Het Hof dient evenwel nog te onderzoeken of het niet kennelijk onredelijk is dat het voordeel van artikel 9 van de drugswet niet zou kunnen worden toegepast in de hypothese beschreven in de prejudiciële vraag, namelijk ten aanzien van die beklaagde die wordt vervolgd voor misdrijven van gemeen recht en niet voor drugsmisdrijven maar waarvan de rechter vaststelt dat, mocht de beklaagde eveneens zijn vervolgd voor een drugsmisdrijf waarvan hij vaststelt dat de beklaagde het klaarblijkelijk heeft gepleegd, hij eenheid van opzet zou aanvaarden met het misdrijf dat bij hem aanhangig gemaakt is en hij artikel 9 van de drugswet zou toepassen.

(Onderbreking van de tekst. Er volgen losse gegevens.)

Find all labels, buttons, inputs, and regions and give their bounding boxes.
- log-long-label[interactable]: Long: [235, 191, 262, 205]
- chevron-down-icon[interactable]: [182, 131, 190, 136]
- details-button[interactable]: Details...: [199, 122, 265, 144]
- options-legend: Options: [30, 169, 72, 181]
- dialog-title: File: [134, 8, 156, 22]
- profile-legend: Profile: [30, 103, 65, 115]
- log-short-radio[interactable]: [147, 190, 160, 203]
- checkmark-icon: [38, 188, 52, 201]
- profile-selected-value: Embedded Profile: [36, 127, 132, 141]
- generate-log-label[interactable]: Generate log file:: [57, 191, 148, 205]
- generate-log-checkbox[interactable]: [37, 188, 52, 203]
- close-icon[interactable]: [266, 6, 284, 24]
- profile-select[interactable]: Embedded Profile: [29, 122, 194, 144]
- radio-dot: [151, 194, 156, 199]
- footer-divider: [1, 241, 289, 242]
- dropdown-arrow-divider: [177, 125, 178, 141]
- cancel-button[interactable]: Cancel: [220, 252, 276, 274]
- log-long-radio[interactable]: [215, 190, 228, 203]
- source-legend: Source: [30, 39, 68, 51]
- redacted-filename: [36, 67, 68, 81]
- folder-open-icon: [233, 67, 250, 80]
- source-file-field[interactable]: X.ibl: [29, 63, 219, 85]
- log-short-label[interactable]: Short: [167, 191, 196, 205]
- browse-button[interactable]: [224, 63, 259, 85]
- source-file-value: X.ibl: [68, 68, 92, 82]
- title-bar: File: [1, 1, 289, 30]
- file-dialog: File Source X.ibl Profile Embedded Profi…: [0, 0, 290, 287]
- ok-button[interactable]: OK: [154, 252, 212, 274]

Der Hof muss jedoch noch prüfen, ob es nicht offensichtlich unvernünftig ist, dass der Vorteil von Artikel 9 des Drogengesetzes in dem in der präjudiziellen Frage beschriebenen Fall nicht gewährt werden könnte, nämlich gegenüber den Angeklagten, die wegen gemeinrechtlicher Straftaten und nicht wegen Drogenstraftaten verfolgt würden, bei denen der Richter jedoch feststellen würde, dass er, wenn der Angeklagte ebenfalls wegen einer Drogenstraftat verfolgt würde, die dieser seiner Fe
ststellung zufolge eindeutig begangen hat, die Einheit der Absicht mit der Straftat annehmen würde, die bei ihm anhängig gemacht worden ist, und dass er Artikel
...[+++] 9 des Drogengesetzes anwenden würde.